Las autoridades congoleñas informaron 1.561 casos confirmados desde el inicio del brote. La epidemia, causada por la cepa Bundibugyo, ya se extendió a varias provincias y mantiene bajo vigilancia a miles de contactos.
La República Democrática del Congo enfrenta uno de los brotes de ébola más graves de los últimos años. El Gobierno congoleño confirmó que la cifra de fallecidos aumentó a 506, mientras que los contagios confirmados llegaron a 1.561, de acuerdo con el último balance oficial difundido con datos recopilados hasta el 4 de julio.
El informe también detalla que 628 pacientes permanecen en aislamiento u hospitalización, mientras que 253 personas han logrado recuperarse de la enfermedad.

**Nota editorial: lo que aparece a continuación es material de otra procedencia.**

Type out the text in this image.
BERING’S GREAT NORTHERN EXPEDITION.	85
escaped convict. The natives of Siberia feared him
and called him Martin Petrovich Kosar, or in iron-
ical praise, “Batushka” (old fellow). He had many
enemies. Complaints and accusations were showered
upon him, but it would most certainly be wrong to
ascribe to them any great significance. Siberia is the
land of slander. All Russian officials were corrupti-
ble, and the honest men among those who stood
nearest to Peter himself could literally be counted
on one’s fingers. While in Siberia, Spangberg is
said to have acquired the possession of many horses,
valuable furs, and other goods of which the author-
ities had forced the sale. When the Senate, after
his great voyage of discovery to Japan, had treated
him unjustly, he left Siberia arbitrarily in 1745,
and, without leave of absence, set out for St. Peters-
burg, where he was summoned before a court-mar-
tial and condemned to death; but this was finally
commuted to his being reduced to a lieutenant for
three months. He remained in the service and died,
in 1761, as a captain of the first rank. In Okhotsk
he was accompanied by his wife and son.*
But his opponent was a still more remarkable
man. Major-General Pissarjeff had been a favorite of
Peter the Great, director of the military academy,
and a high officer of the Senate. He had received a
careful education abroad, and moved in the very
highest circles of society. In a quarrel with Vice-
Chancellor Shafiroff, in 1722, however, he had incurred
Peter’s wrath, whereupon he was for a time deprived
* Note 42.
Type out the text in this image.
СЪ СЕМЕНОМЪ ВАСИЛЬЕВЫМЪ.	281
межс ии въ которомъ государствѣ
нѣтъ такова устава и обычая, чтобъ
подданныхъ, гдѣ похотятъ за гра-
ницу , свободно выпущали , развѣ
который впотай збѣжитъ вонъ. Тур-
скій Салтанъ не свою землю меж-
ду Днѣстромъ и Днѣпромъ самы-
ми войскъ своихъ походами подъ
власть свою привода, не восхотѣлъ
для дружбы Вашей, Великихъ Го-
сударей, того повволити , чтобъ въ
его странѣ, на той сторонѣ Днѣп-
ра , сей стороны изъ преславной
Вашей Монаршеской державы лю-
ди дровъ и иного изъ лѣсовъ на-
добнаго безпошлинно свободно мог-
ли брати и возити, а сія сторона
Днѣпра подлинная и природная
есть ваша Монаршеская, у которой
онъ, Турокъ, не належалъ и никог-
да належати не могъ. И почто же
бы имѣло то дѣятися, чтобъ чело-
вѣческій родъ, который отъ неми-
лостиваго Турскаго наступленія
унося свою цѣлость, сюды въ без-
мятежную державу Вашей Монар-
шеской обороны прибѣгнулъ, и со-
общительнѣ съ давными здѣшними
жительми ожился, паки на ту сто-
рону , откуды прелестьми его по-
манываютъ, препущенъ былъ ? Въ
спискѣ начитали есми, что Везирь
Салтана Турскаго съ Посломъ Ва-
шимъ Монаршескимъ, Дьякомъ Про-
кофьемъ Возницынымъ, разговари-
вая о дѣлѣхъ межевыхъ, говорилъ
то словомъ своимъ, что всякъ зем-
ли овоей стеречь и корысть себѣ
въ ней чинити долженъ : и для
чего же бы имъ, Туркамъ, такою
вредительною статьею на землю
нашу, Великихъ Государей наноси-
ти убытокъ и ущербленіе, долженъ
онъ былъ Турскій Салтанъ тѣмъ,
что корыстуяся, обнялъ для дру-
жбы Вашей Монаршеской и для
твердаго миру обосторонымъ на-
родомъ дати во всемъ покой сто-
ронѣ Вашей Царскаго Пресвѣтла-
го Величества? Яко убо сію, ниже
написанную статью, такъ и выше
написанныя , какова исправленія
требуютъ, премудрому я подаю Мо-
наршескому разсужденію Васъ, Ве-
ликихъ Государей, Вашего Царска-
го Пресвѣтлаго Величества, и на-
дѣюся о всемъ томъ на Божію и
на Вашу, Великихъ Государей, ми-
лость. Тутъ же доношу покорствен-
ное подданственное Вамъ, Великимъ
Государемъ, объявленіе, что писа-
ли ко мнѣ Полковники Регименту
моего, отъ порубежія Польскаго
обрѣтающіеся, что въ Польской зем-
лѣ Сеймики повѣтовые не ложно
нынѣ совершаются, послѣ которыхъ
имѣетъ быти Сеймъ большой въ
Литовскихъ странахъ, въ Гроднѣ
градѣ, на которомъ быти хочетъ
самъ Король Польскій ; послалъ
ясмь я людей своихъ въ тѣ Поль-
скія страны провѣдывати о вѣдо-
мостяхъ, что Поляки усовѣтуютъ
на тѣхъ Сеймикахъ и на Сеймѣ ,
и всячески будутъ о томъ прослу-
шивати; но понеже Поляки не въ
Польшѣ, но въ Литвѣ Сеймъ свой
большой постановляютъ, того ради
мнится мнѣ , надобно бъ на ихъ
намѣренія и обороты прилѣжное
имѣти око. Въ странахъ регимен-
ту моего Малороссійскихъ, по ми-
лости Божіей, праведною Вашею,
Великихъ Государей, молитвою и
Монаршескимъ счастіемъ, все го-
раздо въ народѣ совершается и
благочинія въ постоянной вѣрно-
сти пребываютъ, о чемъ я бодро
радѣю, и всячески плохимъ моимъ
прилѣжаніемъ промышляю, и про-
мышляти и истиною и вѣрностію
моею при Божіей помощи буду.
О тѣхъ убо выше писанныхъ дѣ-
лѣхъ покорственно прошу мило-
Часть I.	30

La tasa de letalidad del actual brote se sitúa en 32,4 %, una cifra que refleja la gravedad de la emergencia sanitaria en una región marcada por dificultades logísticas, inseguridad y alta movilidad de la población.
Ituri, el epicentro del brote
El brote fue declarado oficialmente el 15 de mayo en la provincia de Ituri, en el este del país, zona fronteriza con Uganda y Sudán del Sur. Desde allí, la enfermedad se ha expandido hacia otras provincias orientales, entre ellas Kivu del Norte y Kivu del Sur.
Las autoridades sanitarias mantienen el rastreo de contactos como una de las principales herramientas para contener la propagación. Según el Gobierno congoleño, la tasa de seguimiento alcanza el 81,6 %, con miles de personas monitorizadas diariamente.
El Ministerio de Comunicación destacó que la respuesta sanitaria se ha fortalecido gracias al refuerzo logístico y a una mayor participación de las comunidades locales en las medidas de prevención.
Ensayan nuevos tratamientos contra la cepa Bundibugyo
Uno de los puntos clave de la respuesta sanitaria es el inicio de ensayos clínicos para evaluar posibles tratamientos contra la cepa Bundibugyo, responsable del actual brote.
Esta variante del virus representa un desafío especial, ya que no cuenta con una vacuna autorizada ni con un tratamiento específico aprobado. Por esa razón, las autoridades sanitarias y organismos internacionales buscan acelerar la evaluación de terapias experimentales.
El proceso de inscripción de pacientes para participar en los ensayos comenzó la semana pasada, en medio de un aumento sostenido de casos y presión sobre los centros de atención.
Casos en Uganda y alerta internacional
La epidemia también ha traspasado la frontera congoleña. Uganda ha reportado 20 casos confirmados, entre ellos varios importados desde la RDC, además de fallecimientos relacionados con el brote.
En Europa, Francia confirmó un caso importado correspondiente a un médico que regresó de una misión humanitaria en la República Democrática del Congo. Las autoridades sanitarias europeas han señalado que el riesgo para la población general sigue siendo bajo, aunque mantienen protocolos de vigilancia y aislamiento para contactos estrechos.
La OMS mantiene la emergencia internacional
La Organización Mundial de la Salud declaró en mayo que el brote constituía una emergencia de salud pública de importancia internacional, debido al riesgo de expansión regional, la falta de herramientas médicas específicas contra la cepa Bundibugyo y las complejas condiciones del terreno.
El virus del Ébola se transmite por contacto directo con fluidos corporales de personas infectadas o fallecidas por la enfermedad. Entre sus síntomas se incluyen fiebre, debilidad intensa, vómitos, diarrea y, en los casos más graves, hemorragias internas o externas.
Una epidemia de alto impacto
Con más de 500 muertes confirmadas, el actual brote ya se ubica entre los episodios de ébola más graves registrados en la historia reciente de África.
Las autoridades congoleñas insisten en que el control de la epidemia dependerá del diagnóstico temprano, el aislamiento de pacientes, el rastreo de contactos y la cooperación de las comunidades afectadas.